Julien Paluku: son passé sous Kabila contredit ses sermons [EDITO]
Dans une longue tribune publiée sur X, le ministre du Commerce extérieur, Julien Paluku, tente de dresser un parallèle entre l’histoire coloniale du Congo et la situation politique actuelle, allant jusqu’à convoquer Léopold II, Lumumba et Mobutu pour « conscientiser » le peuple congolais. Mais derrière ce vernis intellectuel se cache une contradiction fondamentale : Paluku n’est pas un simple analyste, il est un acteur majeur du système qu’il prétend dénoncer aujourd’hui.
Un discours moralisateur qui sonne creux
Julien Paluku exhorte les Congolais à « prendre conscience » des manipulations extérieures et des trahisons internes qui, selon lui, ont jalonné l’histoire du pays. Il rappelle la Conférence de Berlin, l’assassinat de Lumumba, le régime de Mobutu et l’ère Kabila, pour conclure que la RDC doit « construire son système de défense » et mettre fin à sa dépendance.
Mais peut-on sérieusement écouter un homme qui fut l’un des piliers du système Joseph Kabila, un régime accusé de pillage économique, de corruption endémique et de compromissions diplomatiques ? Paluku a longtemps été gouverneur, ministre et cadre fidèle de ce régime. Aujourd’hui, parce qu’il siège dans le gouvernement Tshisekedi, il se pare des habits du donneur de leçons.
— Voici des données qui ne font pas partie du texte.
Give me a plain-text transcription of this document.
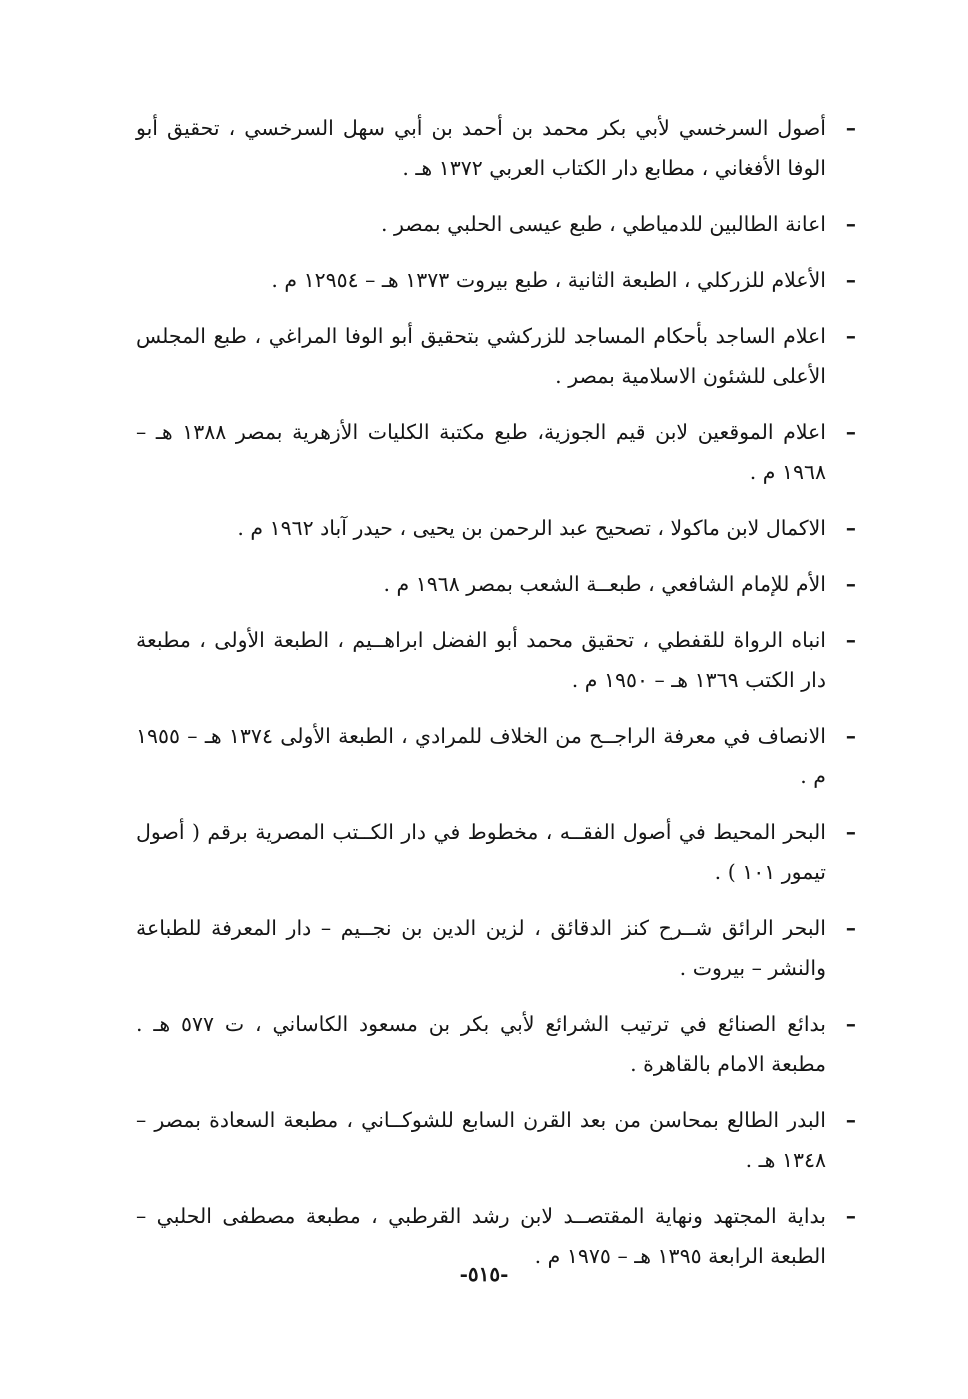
–
أصول السرخسي لأبي بكر محمد بن أحمد بن أبي سهل السرخسي ، تحقيق أبو الوفا الأفغاني ، مطابع دار الكتاب العربي ١٣٧٢ هـ .
–
اعانة الطالبين للدمياطي ، طبع عيسى الحلبي بمصر .
–
الأعلام للزركلي ، الطبعة الثانية ، طبع بيروت ١٣٧٣ هـ – ١٢٩٥٤ م .
–
اعلام الساجد بأحكام المساجد للزركشي بتحقيق أبو الوفا المراغي ، طبع المجلس الأعلى للشئون الاسلامية بمصر .
–
اعلام الموقعين لابن قيم الجوزية، طبع مكتبة الكليات الأزهرية بمصر ١٣٨٨ هـ – ١٩٦٨ م .
–
الاكمال لابن ماكولا ، تصحيح عبد الرحمن بن يحيى ، حيدر آباد ١٩٦٢ م .
–
الأم للإمام الشافعي ، طبعــة الشعب بمصر ١٩٦٨ م .
–
انباه الرواة للقفطي ، تحقيق محمد أبو الفضل ابراهــيم ، الطبعة الأولى ، مطبعة دار الكتب ١٣٦٩ هـ – ١٩٥٠ م .
–
الانصاف في معرفة الراجــح من الخلاف للمرادي ، الطبعة الأولى ١٣٧٤ هـ – ١٩٥٥ م .
–
البحر المحيط في أصول الفقــه ، مخطوط في دار الكــتب المصرية برقم ( أصول تيمور ١٠١ ) .
–
البحر الرائق شــرح كنز الدقائق ، لزين الدين بن نجــيم – دار المعرفة للطباعة والنشر – بيروت .
–
بدائع الصنائع في ترتيب الشرائع لأبي بكر بن مسعود الكاساني ، ت ٥٧٧ هـ . مطبعة الامام بالقاهرة .
–
البدر الطالع بمحاسن من بعد القرن السابع للشوكــاني ، مطبعة السعادة بمصر – ١٣٤٨ هـ .
–
بداية المجتهد ونهاية المقتصــد لابن رشد القرطبي ، مطبعة مصطفى الحلبي – الطبعة الرابعة ١٣٩٥ هـ – ١٩٧٥ م .
-٥١٥-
De Kabila à Tshisekedi : la même logique
Il est facile d’invoquer l’histoire quand on veut détourner l’attention du présent. Or, que fait concrètement Paluku pour corriger les injustices qu’il dénonce ? La RDC est encore aujourd’hui un pays dont les richesses minières s’évaporent au profit de multinationales et de réseaux opaques. Les chiffres du commerce extérieur – dont il a la charge – témoignent de la faiblesse structurelle de l’État face aux trafics.
En réalité, Julien Paluku n’a jamais été du côté du peuple. Sous Kabila, il a consolidé son pouvoir régional et national dans un système qui a affaibli les institutions et hypothéqué l’avenir du pays. Sous Tshisekedi, il poursuit la même logique : se maintenir au pouvoir, profiter des privilèges, et maintenant se présenter comme un « sage » qui aurait compris les leçons de l’histoire.
La mémoire sélective
Oui, l’histoire coloniale du Congo est marquée par l’exploitation et le mépris des puissances étrangères. Oui, Lumumba fut assassiné parce qu’il voulait un Congo souverain. Oui, Mobutu et Kabila ont fait de la RDC une rente politique pour leurs parrains extérieurs. Mais entendre ce rappel d’un homme qui a été au cœur du système Kabila est une insulte à l’intelligence collective.
Plutôt que de moraliser, Paluku devrait reconnaître sa propre responsabilité dans la déchéance économique et politique de la RDC. Car avant de pointer l’ingérence étrangère, il faudrait d’abord avouer la complicité intérieure qui permet ce pillage permanent.
La RDC n’a pas besoin de leçons d’histoire tronquées pour « prendre conscience ». Elle a besoin d’hommes et de femmes qui allient leurs discours à leurs actes, qui assument leurs passés politiques, et qui travaillent réellement à redresser le pays.
Julien Paluku, jouisseur politique passé maître dans l’art de surfer d’un régime à l’autre, n’a aucune légitimité pour s’ériger en prophète du patriotisme. Le peuple congolais attend des solutions concrètes, pas des sermons opportunistes d’un ministre qui fut – et demeure – partie prenante du problème.